In many ways, New Zealand has been a major beneficiary of the new global environment. Established New Zealand policies like strong support for the United Nations and UN peacekeeping seemed to be in sync with the multilateral peace operations of the post-Cold War period.
Similarly, New Zealand's non-nuclear stance, which might have looked idealistic in the mid-1980s, took on a more pragmatic hue after the Cold War when global concerns about nuclear proliferation have multiplied.
Meanwhile, 9/11 and the war on terror helped to bring the closest political and military ties between New Zealand and the US since the nuclear row of the mid-1980s. At the same time, New Zealand's continued push into the Asia-Pacific region culminated in a Free Trade Agreement with China, the first agreement of this kind between a Western country and Beijing.
But there are no grounds for complacency. A globalising international environment will prove to be far more demanding in terms of New Zealand's foreign and security policies than either a bipolar or unipolar landscape. For one thing, New Zealand must manage its close relationship with two potential rival powers, China and the US, without alienating one or the other.

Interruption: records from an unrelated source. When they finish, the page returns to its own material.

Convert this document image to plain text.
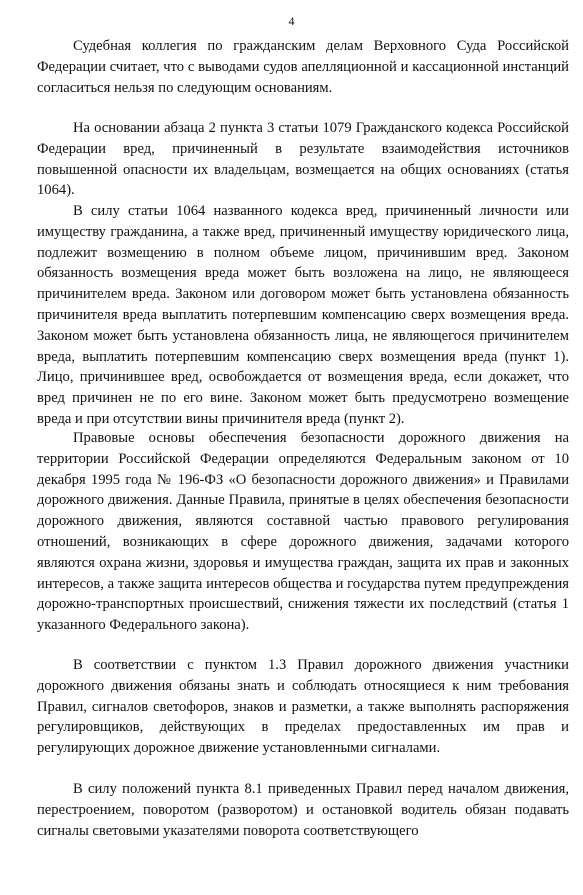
4

Судебная коллегия по гражданским делам Верховного Суда Российской Федерации считает, что с выводами судов апелляционной и кассационной инстанций согласиться нельзя по следующим основаниям.

На основании абзаца 2 пункта 3 статьи 1079 Гражданского кодекса Российской Федерации вред, причиненный в результате взаимодействия источников повышенной опасности их владельцам, возмещается на общих основаниях (статья 1064).

В силу статьи 1064 названного кодекса вред, причиненный личности или имуществу гражданина, а также вред, причиненный имуществу юридического лица, подлежит возмещению в полном объеме лицом, причинившим вред. Законом обязанность возмещения вреда может быть возложена на лицо, не являющееся причинителем вреда. Законом или договором может быть установлена обязанность причинителя вреда выплатить потерпевшим компенсацию сверх возмещения вреда. Законом может быть установлена обязанность лица, не являющегося причинителем вреда, выплатить потерпевшим компенсацию сверх возмещения вреда (пункт 1). Лицо, причинившее вред, освобождается от возмещения вреда, если докажет, что вред причинен не по его вине. Законом может быть предусмотрено возмещение вреда и при отсутствии вины причинителя вреда (пункт 2).

Правовые основы обеспечения безопасности дорожного движения на территории Российской Федерации определяются Федеральным законом от 10 декабря 1995 года № 196-ФЗ «О безопасности дорожного движения» и Правилами дорожного движения. Данные Правила, принятые в целях обеспечения безопасности дорожного движения, являются составной частью правового регулирования отношений, возникающих в сфере дорожного движения, задачами которого являются охрана жизни, здоровья и имущества граждан, защита их прав и законных интересов, а также защита интересов общества и государства путем предупреждения дорожно-транспортных происшествий, снижения тяжести их последствий (статья 1 указанного Федерального закона).

В соответствии с пунктом 1.3 Правил дорожного движения участники дорожного движения обязаны знать и соблюдать относящиеся к ним требования Правил, сигналов светофоров, знаков и разметки, а также выполнять распоряжения регулировщиков, действующих в пределах предоставленных им прав и регулирующих дорожное движение установленными сигналами.

В силу положений пункта 8.1 приведенных Правил перед началом движения, перестроением, поворотом (разворотом) и остановкой водитель обязан подавать сигналы световыми указателями поворота соответствующего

In addition, the security implications of continued global warming are expected to loom large in the future, and New Zealand will find itself under domestic and international pressure to take on a greater leadership role.

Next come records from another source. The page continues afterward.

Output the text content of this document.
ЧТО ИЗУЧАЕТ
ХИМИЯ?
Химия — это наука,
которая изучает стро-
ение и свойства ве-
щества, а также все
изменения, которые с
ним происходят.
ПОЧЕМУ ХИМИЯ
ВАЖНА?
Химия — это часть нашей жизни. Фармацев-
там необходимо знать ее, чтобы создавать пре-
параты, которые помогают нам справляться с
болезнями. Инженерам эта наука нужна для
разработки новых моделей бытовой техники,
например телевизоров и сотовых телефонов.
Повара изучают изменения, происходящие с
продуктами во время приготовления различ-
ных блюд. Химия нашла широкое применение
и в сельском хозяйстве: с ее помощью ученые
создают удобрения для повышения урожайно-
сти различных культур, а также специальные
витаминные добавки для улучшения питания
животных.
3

Moreover, while the SAS and the 140-strong NZDF Provincial Reconstruction Team in Bamiyan have now ended or are ending their roles in Afghanistan, New Zealand's highly regarded armed forces will almost certainly be asked to make a similar contribution to another trouble-spot reasonably soon.

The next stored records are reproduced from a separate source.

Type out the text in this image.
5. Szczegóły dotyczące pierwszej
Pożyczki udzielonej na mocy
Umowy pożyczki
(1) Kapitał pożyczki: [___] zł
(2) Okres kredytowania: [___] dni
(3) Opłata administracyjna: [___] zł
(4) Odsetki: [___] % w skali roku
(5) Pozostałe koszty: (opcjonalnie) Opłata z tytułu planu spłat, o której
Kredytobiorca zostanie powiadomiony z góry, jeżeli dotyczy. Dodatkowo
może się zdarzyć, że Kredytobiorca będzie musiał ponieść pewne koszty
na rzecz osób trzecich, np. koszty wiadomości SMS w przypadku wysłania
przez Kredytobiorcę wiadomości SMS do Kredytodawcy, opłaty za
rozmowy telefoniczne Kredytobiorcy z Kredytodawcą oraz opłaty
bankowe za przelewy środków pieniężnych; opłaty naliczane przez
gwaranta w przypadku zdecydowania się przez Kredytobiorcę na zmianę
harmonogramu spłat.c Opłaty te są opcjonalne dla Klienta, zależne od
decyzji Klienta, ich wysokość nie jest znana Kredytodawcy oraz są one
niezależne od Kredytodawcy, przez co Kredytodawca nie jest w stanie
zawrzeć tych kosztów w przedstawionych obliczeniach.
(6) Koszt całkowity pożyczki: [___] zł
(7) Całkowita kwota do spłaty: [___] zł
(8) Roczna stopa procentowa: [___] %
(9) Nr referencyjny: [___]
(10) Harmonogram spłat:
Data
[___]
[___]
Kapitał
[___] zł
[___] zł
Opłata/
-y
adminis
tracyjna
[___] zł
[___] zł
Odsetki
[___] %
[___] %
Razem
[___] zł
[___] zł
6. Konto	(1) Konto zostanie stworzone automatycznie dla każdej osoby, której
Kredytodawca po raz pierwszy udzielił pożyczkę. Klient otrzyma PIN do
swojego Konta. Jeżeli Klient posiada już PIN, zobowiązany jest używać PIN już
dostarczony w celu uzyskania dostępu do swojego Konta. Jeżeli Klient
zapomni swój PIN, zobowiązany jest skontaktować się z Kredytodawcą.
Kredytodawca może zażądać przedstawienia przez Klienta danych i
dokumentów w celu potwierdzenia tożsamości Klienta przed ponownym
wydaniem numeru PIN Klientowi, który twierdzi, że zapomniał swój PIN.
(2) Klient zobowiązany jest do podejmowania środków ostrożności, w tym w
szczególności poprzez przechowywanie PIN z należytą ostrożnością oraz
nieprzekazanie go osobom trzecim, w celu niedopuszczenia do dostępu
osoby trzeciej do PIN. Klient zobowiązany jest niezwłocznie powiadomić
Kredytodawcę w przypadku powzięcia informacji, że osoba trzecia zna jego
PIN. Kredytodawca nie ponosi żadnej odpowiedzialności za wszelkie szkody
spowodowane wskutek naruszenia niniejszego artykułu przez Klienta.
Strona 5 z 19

Of course, New Zealand's ability to respond to some of these pressures will be constrained, in part, by the limited financial and military resources of the country.
But New Zealand can and must do better in the provision of an educational experience that reflects both the increasing breadth and complexity of the contemporary global context.
First, there must be recognition that the idea of national security transcends national defence, and increasingly encapsulates the linkage of many different political, economic, environmental and military factors so that developments around the globe can have a direct or indirect impact on the national interests of this country.
Second, and not unrelated, it is important to build closer links between academic specialists in the relevant security and foreign policy areas and government agencies charged with the implementation of policy. At present, quite rigid compartmentalisation between theorists and practitioners often hinders New Zealand's ability to maximise its policy and intellectual resources on crucial international issues. Compared with countries like the US, we are a long way behind in utilising links between the universities and policy-makers.
Third, given that many of the foreign and security problems confronting New Zealand and other countries are by definition multifaceted, there is a need for greater co-ordination between different government agencies, particularly between the Ministry of Foreign Affairs and Trade and the Ministry of Defence.
Fourth, New Zealand television should devote more time and space to international affairs. At present, in the 60-minute evening prime-time news slots on both major New Zealand TV channels, about five minutes is typically devoted to international matters.
Like or dislike it, New Zealand is critically dependent on an increasingly interconnected world. It is about time television news coverage here started reflecting this reality.
Taken together, these steps would not cost a huge amount of money. But they could be the difference between failure and success in the making of New Zealand's foreign and security policies.
After all, sound policy-making is not just about responding to external events. It is also about having the capacity to interpret and anticipate events in the international arena.
- Robert G Patman is a professor of international relations at the University of Otago.